Per ridurre le perdite, a inizio aprile il gruppo ha attivato un servizio diretto al consumatore a Bologna, Modena e Milano: spesa a casa di un paniere selezionato di prodotti alimentari (lattiero-caseari ma anche uova, pasta, farina, prosciutto, insalata pronta, merende, biscotti) con consegna gratuita in 48 ore dall’ordine e quotidiano in omaggio. «L’iniziativa ha avuto molti apprezzamenti e stiamo valutando di proseguire nell’esperimento ampliando il paniere di prodotti ordinabili», spiega Gianpiero Calzolari. 

«Durante la fase inziale della pandemia abbiamo rimandato di qualche settimana le pianificazioni per concentrarci sulle procedure e il reperimento dei dispositivi di protezione da adottare negli stabilimenti e in distribuzione per assicurare le nostre persone, senza mai interrompere la produzione», continua Calzolari. «Oggi produciamo regolarmente ma abbiamo adottato molte procedure e dispositivi nuovi che manterremo anche nella fase 2».

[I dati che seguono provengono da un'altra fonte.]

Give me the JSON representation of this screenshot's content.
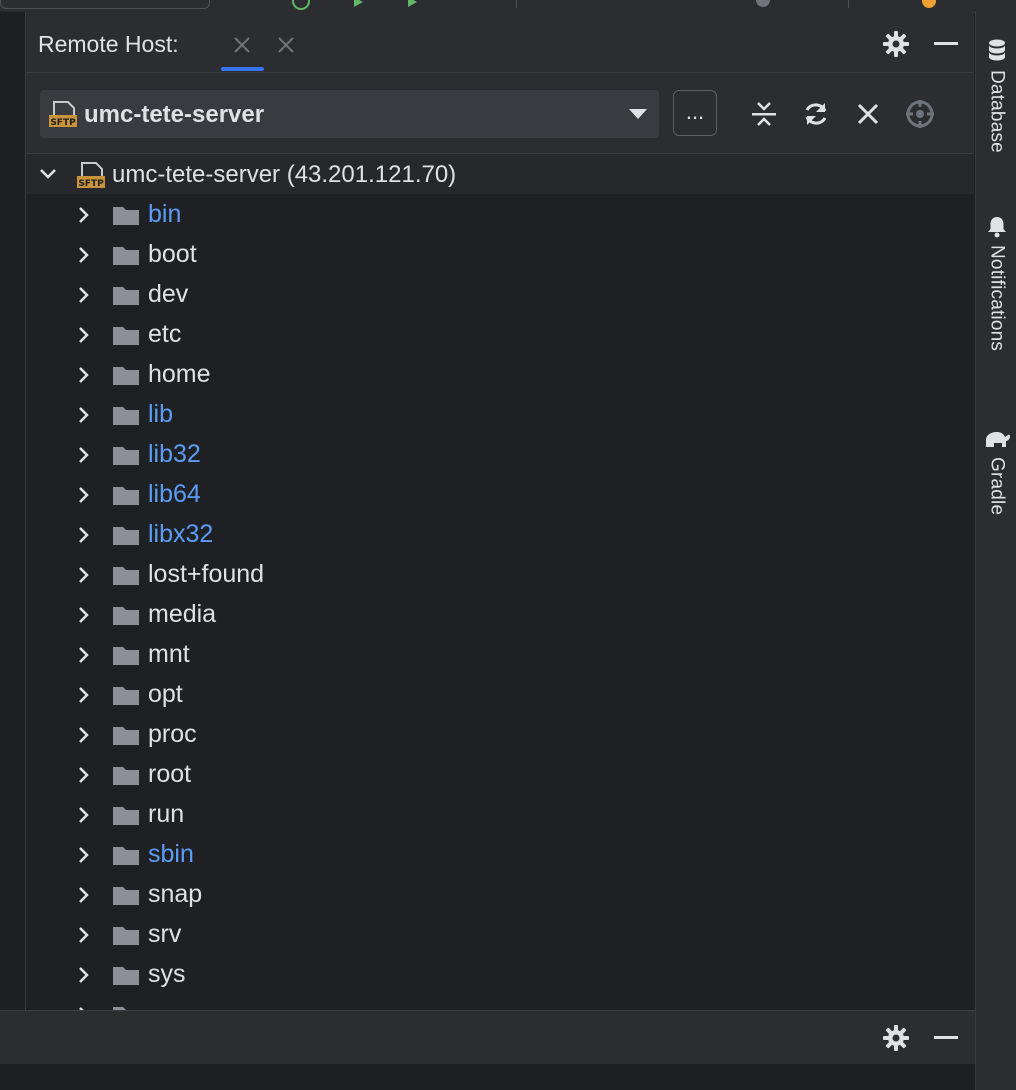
{
  "panel": {
    "title": "Remote Host:"
  },
  "toolbar": {
    "host_selected": "umc-tete-server",
    "more_label": "..."
  },
  "tree": {
    "root_label": "umc-tete-server (43.201.121.70)",
    "items": [
      {
        "name": "bin",
        "kind": "link"
      },
      {
        "name": "boot",
        "kind": "dir"
      },
      {
        "name": "dev",
        "kind": "dir"
      },
      {
        "name": "etc",
        "kind": "dir"
      },
      {
        "name": "home",
        "kind": "dir"
      },
      {
        "name": "lib",
        "kind": "link"
      },
      {
        "name": "lib32",
        "kind": "link"
      },
      {
        "name": "lib64",
        "kind": "link"
      },
      {
        "name": "libx32",
        "kind": "link"
      },
      {
        "name": "lost+found",
        "kind": "dir"
      },
      {
        "name": "media",
        "kind": "dir"
      },
      {
        "name": "mnt",
        "kind": "dir"
      },
      {
        "name": "opt",
        "kind": "dir"
      },
      {
        "name": "proc",
        "kind": "dir"
      },
      {
        "name": "root",
        "kind": "dir"
      },
      {
        "name": "run",
        "kind": "dir"
      },
      {
        "name": "sbin",
        "kind": "link"
      },
      {
        "name": "snap",
        "kind": "dir"
      },
      {
        "name": "srv",
        "kind": "dir"
      },
      {
        "name": "sys",
        "kind": "dir"
      }
    ]
  },
  "side_tabs": {
    "database": "Database",
    "notifications": "Notifications",
    "gradle": "Gradle"
  },
  "icons": {
    "sftp": "sftp-server-icon",
    "folder": "folder-icon",
    "settings": "gear-icon",
    "minimize": "minimize-icon",
    "collapse_all": "collapse-all-icon",
    "refresh": "refresh-icon",
    "close": "close-icon",
    "locate": "locate-icon"
  },
  "colors": {
    "panel_bg": "#2b2d30",
    "tree_bg": "#1f2024",
    "text": "#dfe1e5",
    "link_text": "#5b9df5",
    "accent": "#3574f0",
    "sftp_badge": "#c9933a",
    "folder": "#8c8f95"
  }
}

Oltre alla sezione produttiva c’è il problema degli uffici condivisi: fino ad ora i dipendenti hanno lavorato in smart working, per la nuova fase si sta pensando a rientri alternati. La gestione dell’epidemia da parte dell’azienda è diventata un modello, citato dal presidente della Regione come riferimento per le altre aziende nella fase 2: «Una grande impresa», ha detto Stefano Bonaccini il 17 aprile, «che ha duemila dipendenti sparsi in tutta Italia, non ha mai chiuso e ha avuto casi di infezioni che si contano sulle dita di una mano».

Per tutelare i dipendenti l’11 marzo è stata attivata anche una copertura assicurativa che prevede un’indennità giornaliera in caso di contagio e che verrà mantenuta per tutto il 2020. È stato previsto inoltre un riconoscimento di 200 euro medi netti a persona come indennità per il periodo marzo-aprile a favore dei lavoratori in produzione e di chi si occupa delle consegne in Lombardia ed Emilia Romagna. 

Infine le donazioni: in accordo con le autorità e la Protezione Civile, il gruppo e la sua filiera di soci allevatori hanno destinato 300.000 euro per l’acquisto di attrezzature sanitarie necessarie a fronteggiare il diffondersi dell’epidemia (tende da triage sanitario e materiale da laboratorio). L’azienda ha donato anche 150.000 euro al Policlinico Sant’Orsola di Bologna e 100.000 mascherine chirurgiche e generi alimentari agli operatori sanitari e ai volontari.

«Ora si riparte con le campagne previste, la prima sarà Yomo e, a seguire, il latte Granarolo. Utilizzeremo prevalentemente la tv e l’online. Punteremo a novità che rispondono a richieste dei consumatori: più naturalità, più sostenibilità, maggiore durata», conclude Calzolari. «L’Italia che resiste sono le persone che con senso di responsabilità ci permettono di continuare a portare i nostri prodotti nelle case degli italiani e le tante persone che devono limitare i propri spostamenti quando non sono necessari». In altre parole: non trovate una scusa / per uscire di casa. Neanche «prendere il latte» lo sarebbe.